Vectors are represented as objects of type Vector.

Section Vector queries documents vector functions and queries.

Arrays

Multi-dimensional arrays represent collections of numbers. 1D arrays represent numerical vectors, 2D arrays represent numberical matricies, and higher dimensionality arrays represent tensors.

Arrays are represented as objects of type Array. The difference between objects of type Array and type Vector is that vectors represent 1D sequences of objects of any kind, while 1D arrays very efficiently represent numerical vectors.
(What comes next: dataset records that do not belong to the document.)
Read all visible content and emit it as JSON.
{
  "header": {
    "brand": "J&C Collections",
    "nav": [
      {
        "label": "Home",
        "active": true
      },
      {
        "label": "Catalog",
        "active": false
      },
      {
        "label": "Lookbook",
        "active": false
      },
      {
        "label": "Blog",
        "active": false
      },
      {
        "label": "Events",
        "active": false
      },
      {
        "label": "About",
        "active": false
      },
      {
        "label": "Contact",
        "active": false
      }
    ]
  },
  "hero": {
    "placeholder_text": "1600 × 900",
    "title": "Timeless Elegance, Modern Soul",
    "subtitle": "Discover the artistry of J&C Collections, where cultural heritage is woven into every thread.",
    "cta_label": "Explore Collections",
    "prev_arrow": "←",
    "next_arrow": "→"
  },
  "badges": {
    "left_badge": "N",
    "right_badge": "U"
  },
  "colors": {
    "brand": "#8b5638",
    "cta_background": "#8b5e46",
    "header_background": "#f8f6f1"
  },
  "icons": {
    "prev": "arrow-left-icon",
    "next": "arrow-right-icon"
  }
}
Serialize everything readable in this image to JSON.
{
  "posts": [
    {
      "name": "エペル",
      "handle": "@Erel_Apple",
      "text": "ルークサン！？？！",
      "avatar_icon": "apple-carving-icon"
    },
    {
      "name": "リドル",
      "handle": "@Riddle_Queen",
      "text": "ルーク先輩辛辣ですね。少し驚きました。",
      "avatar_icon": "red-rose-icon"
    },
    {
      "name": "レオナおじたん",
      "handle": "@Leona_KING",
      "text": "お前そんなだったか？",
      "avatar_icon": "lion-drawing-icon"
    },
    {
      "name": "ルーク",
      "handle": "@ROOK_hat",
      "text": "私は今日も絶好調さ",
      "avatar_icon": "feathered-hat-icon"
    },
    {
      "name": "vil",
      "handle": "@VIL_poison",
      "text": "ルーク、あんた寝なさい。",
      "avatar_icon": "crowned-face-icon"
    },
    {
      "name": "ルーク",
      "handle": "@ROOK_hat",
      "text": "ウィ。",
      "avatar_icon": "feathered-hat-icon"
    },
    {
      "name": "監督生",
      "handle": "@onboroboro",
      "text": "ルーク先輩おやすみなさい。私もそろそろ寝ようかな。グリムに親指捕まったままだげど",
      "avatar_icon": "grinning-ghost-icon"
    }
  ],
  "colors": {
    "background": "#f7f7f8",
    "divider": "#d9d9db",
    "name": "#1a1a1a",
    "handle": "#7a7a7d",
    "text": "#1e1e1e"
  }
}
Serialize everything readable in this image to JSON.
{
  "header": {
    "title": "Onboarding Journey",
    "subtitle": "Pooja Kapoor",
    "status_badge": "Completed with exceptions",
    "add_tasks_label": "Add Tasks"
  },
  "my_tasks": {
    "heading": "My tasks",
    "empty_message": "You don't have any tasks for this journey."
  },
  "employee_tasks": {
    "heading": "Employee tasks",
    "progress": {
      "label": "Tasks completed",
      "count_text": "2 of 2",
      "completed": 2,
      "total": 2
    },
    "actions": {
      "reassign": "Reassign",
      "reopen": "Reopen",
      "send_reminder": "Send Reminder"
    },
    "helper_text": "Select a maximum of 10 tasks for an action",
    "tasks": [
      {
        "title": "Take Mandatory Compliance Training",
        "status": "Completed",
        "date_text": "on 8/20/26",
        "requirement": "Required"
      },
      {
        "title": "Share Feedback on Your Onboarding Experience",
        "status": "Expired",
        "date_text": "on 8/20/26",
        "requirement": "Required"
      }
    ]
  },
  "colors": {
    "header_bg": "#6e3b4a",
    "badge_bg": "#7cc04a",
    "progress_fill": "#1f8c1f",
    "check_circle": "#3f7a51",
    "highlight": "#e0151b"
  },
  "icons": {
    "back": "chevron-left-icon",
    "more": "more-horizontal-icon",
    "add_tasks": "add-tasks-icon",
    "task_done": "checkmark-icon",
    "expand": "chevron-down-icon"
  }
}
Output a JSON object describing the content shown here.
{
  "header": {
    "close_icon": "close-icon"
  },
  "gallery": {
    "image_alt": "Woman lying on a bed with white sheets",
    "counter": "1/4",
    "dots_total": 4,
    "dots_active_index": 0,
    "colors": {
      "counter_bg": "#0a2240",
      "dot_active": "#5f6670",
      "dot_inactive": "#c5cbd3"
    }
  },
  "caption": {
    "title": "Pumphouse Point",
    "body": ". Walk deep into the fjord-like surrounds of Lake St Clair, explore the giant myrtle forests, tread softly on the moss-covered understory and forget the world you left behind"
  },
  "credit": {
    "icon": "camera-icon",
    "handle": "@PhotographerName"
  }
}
Arrays create created with the function array():

array([1,2,3]);         // a 1D array of integers
array([1.0,2.0,3.0]); // a 1D array of reals
array([[1,2],[3,4]]); // a 2x2 2D array of integers
array([[1.0,2],[3,4]]); // a 2x2 2D array of reals

Section Arrays and tensors documents array functions and queries.

Records

Records represent dynamic associations between keys and values. A record is a dynamic and associative array. Other commonly used terms for associative arrays are JSON objects, property lists, key-value pairs, dictionaries, or hash links. OSQL uses generalized JSON notation to construct records. For example the following expression assigns :r to a record where the key (property) 'Greeting' field has the value 'Hello, I am Tore' and the key 'Email' has the value 'Tore.Andersson@it.uu.se':

   set :r= {'Greeting':'Hello, I am Tore','Email':'Tore.Andersson@it.uu.se'}

A field f of a record bound to a variable r can be access with the notation r[f], for example: :r['Greeting' ] evaluates to Hello, I am Tore.

The type of records is called Record. The type Json represents JSON data. It is above both types Record and Vector in the type hierarchy, since JSON representations include both JSON objects and vectors.

Streams

Streams represent possibly infinite and growing sequences of elements, such as measurements produced by a sensor. Streams can also be generated (simulated) by functions. For example, the function heartbeat(p) returns an infinite stream of number elements produced every p seconds:

heartbeat(0.5) 

Streams are documented in section Streams.